Default job executor#

The default job executor definition defaults to multiprocess execution. It also allows you to toggle between in-process and multiprocess execution via config.

Below is an example of run config as YAML you could provide in the Dagster UI playground to launch an in-process execution.

execution:
  config:
    in_process:

Additional config options are available for multiprocess execution that can help with performance. This includes limiting the max concurrent subprocesses and controlling how those subprocesses are spawned.

The example below sets the run config directly on the job to explicitly set the max concurrent subprocesses to 4, and change the subprocess start method to use a forkserver.

@job(
    config={
        "execution": {
            "config": {
                "multiprocess": {
                    "start_method": {
                        "forkserver": {},
                    },
                    "max_concurrent": 4,
                },
            }
        }
    }
)
def forkserver_job():
    multi_three(add_two(return_one()))

Using a forkserver is a great way to reduce per-process overhead during multiprocess execution, but can cause issues with certain libraries. Refer to the Python documentation for more info.

Op concurrency limits#

In addition to the max_concurrent limit, you can use tag_concurrency_limits to specify limits on the number of ops with certain tags that can execute at once within a single run.

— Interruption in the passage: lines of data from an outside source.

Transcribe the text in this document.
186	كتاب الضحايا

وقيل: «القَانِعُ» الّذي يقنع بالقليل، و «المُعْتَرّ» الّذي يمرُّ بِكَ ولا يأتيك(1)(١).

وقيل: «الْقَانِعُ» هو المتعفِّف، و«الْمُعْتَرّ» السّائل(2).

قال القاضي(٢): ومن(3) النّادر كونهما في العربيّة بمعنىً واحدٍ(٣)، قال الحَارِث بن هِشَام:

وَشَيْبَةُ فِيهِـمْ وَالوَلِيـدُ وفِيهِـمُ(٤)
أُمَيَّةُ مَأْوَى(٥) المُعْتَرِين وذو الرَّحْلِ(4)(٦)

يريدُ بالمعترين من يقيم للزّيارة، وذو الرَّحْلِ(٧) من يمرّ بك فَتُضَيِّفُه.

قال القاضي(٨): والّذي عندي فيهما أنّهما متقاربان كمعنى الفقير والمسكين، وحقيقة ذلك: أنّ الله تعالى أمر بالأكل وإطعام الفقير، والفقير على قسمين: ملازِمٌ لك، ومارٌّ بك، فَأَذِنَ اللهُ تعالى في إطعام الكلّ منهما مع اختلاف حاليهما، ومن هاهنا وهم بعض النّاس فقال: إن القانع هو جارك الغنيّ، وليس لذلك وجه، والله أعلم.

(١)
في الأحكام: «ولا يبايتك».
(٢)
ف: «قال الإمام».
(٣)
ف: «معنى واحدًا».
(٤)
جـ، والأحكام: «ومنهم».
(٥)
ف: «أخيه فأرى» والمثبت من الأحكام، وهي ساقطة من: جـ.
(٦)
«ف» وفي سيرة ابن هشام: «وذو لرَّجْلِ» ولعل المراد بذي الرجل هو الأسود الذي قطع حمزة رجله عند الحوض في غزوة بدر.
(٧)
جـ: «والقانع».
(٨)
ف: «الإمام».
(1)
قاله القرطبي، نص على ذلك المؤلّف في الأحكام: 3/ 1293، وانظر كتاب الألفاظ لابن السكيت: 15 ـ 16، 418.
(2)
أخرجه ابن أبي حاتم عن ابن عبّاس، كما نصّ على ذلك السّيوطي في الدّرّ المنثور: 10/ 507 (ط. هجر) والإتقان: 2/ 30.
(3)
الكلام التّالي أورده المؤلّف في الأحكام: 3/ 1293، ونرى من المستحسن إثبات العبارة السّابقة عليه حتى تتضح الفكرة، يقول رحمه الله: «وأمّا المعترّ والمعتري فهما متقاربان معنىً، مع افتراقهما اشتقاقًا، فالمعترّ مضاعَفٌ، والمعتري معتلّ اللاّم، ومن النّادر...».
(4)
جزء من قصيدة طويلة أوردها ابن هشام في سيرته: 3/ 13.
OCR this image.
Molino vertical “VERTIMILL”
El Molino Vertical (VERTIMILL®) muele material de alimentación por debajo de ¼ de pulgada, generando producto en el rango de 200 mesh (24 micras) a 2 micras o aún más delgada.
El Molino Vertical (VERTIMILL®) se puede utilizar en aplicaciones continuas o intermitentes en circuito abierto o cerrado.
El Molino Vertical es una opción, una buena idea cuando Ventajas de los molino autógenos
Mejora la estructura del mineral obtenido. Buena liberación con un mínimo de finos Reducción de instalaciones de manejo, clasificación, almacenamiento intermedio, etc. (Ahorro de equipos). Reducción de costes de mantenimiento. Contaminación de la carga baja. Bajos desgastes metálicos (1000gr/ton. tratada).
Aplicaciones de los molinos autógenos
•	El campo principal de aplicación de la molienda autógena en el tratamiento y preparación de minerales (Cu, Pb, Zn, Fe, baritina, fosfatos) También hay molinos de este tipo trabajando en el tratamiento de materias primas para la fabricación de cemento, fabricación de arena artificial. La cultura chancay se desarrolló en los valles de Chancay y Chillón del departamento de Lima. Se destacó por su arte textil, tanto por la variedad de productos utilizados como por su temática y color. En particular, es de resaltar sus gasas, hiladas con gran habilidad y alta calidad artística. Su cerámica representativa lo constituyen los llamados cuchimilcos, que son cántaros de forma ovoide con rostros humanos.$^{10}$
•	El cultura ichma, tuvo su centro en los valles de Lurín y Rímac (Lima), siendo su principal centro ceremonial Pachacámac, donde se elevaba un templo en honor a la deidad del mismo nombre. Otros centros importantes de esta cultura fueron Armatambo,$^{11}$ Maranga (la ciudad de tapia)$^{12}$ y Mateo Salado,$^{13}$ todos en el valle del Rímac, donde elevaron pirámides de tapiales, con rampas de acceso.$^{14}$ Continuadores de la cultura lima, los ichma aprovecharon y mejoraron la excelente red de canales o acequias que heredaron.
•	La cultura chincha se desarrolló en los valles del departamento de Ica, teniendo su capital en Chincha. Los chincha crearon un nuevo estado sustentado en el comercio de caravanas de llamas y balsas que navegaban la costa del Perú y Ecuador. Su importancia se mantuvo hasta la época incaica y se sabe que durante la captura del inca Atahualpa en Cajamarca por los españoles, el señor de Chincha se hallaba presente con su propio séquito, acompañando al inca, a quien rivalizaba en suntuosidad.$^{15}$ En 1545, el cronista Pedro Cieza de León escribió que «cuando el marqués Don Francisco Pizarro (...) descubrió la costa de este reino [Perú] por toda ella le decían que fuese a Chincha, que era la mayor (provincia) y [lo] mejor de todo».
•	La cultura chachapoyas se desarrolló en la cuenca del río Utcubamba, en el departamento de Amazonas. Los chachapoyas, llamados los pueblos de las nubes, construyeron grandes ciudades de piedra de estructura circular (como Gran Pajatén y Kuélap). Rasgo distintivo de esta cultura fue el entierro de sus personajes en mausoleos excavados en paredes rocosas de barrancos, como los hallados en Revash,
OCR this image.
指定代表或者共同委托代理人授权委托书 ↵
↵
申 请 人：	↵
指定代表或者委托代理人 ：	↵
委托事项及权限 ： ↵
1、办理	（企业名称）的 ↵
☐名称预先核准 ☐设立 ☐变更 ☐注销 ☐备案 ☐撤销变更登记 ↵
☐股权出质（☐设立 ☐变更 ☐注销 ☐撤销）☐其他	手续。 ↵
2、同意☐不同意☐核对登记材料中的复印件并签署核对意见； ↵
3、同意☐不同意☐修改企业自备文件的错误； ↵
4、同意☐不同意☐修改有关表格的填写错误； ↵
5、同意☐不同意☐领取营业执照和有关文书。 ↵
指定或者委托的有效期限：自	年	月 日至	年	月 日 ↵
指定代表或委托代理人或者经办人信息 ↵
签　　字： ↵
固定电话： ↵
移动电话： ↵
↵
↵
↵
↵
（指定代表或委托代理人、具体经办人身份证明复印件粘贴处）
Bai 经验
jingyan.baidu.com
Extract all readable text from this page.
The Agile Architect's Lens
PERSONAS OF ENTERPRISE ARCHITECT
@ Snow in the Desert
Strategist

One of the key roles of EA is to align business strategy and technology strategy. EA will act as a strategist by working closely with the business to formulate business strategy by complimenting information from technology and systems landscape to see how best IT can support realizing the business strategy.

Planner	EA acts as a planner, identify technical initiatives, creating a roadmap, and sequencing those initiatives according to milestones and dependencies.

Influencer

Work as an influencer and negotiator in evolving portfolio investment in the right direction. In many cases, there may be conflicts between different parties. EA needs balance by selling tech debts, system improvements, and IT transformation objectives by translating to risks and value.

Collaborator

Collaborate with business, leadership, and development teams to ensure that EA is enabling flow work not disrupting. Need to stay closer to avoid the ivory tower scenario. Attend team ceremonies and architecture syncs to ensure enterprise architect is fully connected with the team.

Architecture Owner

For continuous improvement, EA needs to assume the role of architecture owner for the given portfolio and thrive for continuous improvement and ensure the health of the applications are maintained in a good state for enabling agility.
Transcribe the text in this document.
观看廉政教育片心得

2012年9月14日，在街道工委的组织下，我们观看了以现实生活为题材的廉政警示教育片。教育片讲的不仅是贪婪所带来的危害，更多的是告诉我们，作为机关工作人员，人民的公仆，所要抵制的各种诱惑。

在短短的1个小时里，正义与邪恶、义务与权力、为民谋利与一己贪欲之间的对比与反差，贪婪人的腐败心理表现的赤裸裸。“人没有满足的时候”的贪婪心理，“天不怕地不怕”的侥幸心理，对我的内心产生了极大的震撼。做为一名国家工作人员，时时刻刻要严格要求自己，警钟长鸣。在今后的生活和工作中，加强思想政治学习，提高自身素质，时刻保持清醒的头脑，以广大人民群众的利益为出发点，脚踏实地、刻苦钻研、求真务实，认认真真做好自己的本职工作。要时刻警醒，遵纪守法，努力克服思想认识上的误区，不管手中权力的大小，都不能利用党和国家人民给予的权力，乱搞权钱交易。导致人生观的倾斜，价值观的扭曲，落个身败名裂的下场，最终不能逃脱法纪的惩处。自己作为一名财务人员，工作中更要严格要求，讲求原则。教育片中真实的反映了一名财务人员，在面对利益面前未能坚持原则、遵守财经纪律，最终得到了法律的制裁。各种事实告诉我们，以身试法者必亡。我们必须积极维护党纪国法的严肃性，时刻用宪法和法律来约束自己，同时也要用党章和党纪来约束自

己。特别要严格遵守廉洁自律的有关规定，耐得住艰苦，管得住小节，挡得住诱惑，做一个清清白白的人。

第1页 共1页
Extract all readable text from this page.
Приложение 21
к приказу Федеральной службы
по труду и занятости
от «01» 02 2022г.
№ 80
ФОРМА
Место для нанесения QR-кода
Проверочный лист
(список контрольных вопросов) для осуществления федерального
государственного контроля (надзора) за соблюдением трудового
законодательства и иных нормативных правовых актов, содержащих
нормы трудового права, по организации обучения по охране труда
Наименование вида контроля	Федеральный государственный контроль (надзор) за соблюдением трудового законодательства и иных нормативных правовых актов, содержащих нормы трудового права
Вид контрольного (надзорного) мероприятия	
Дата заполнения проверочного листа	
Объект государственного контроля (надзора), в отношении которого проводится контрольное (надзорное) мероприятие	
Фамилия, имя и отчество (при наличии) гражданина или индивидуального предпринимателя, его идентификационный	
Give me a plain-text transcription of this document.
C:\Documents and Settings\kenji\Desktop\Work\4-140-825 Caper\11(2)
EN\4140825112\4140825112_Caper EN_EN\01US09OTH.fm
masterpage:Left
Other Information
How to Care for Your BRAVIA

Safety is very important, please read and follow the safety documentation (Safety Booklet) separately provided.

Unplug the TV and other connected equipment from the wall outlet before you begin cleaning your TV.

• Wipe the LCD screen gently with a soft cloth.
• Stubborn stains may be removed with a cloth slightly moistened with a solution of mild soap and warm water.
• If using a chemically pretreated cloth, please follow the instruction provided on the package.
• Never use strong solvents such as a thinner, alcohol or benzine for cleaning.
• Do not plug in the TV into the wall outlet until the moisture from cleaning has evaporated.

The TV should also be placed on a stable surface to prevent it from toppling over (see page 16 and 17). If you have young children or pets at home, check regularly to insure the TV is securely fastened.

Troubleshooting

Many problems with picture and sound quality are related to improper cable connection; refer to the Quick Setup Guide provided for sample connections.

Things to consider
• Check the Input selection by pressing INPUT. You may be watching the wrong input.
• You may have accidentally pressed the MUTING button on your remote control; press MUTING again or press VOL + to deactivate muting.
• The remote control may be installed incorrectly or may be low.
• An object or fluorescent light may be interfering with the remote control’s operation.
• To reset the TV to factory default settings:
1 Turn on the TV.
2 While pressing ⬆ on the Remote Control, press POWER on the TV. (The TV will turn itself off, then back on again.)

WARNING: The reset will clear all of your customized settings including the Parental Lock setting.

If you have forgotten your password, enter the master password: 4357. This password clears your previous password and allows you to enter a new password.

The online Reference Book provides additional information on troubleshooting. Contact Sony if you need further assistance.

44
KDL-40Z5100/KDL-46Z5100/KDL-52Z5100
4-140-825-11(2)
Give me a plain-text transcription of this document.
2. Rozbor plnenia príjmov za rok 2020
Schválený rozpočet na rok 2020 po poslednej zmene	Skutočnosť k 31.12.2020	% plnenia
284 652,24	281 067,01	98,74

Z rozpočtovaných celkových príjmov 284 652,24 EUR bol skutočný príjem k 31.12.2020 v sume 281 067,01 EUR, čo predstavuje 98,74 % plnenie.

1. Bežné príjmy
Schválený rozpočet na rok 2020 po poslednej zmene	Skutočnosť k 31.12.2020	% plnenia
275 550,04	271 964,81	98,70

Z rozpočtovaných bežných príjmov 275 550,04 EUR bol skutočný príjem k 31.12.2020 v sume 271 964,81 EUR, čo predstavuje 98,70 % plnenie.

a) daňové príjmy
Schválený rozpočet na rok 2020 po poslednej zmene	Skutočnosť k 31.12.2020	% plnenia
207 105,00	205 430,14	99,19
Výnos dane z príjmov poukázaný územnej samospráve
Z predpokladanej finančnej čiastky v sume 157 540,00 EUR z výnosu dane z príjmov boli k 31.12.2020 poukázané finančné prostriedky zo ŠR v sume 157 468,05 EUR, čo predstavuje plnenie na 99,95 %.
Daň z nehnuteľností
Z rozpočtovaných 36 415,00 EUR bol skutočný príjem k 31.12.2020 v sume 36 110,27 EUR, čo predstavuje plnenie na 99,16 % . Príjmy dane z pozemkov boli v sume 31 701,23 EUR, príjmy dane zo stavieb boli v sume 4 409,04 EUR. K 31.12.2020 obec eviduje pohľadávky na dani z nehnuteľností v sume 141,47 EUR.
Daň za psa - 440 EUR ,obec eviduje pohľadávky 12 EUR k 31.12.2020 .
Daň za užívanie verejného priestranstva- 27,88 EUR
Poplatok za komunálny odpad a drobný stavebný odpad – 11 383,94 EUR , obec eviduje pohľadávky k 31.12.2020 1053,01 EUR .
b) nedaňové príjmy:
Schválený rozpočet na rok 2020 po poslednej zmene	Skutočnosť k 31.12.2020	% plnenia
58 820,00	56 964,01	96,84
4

Limits can be specified for all ops with a certain tag key or key-value pair. If any limit would be exceeded by launching an op, then the op will stay queued. Asset jobs will look at the op_tags field on each asset in the job when checking them for tag concurrency limits.

For example, the following job will execute at most two ops at once with the database tag equal to redshift, while also ensuring that at most four ops execute at once:

@job(
    config={
        "execution": {
            "config": {
                "multiprocess": {
                    "max_concurrent": 4,
                    "tag_concurrency_limits": [
                        {
                            "key": "database",
                            "value": "redshift",
                            "limit": 2,
                        }
                    ],
                },
            }
        }
    }
)
def tag_concurrency_job():
    ...

Note: These limits are only applied on a per-run basis. You can apply op concurrency limits across multiple runs using the celery_executor or celery_k8s_job_executor.

Refer to the Limiting concurrency in data pipelines guide for more info about op concurrency, and how to limit run concurrency.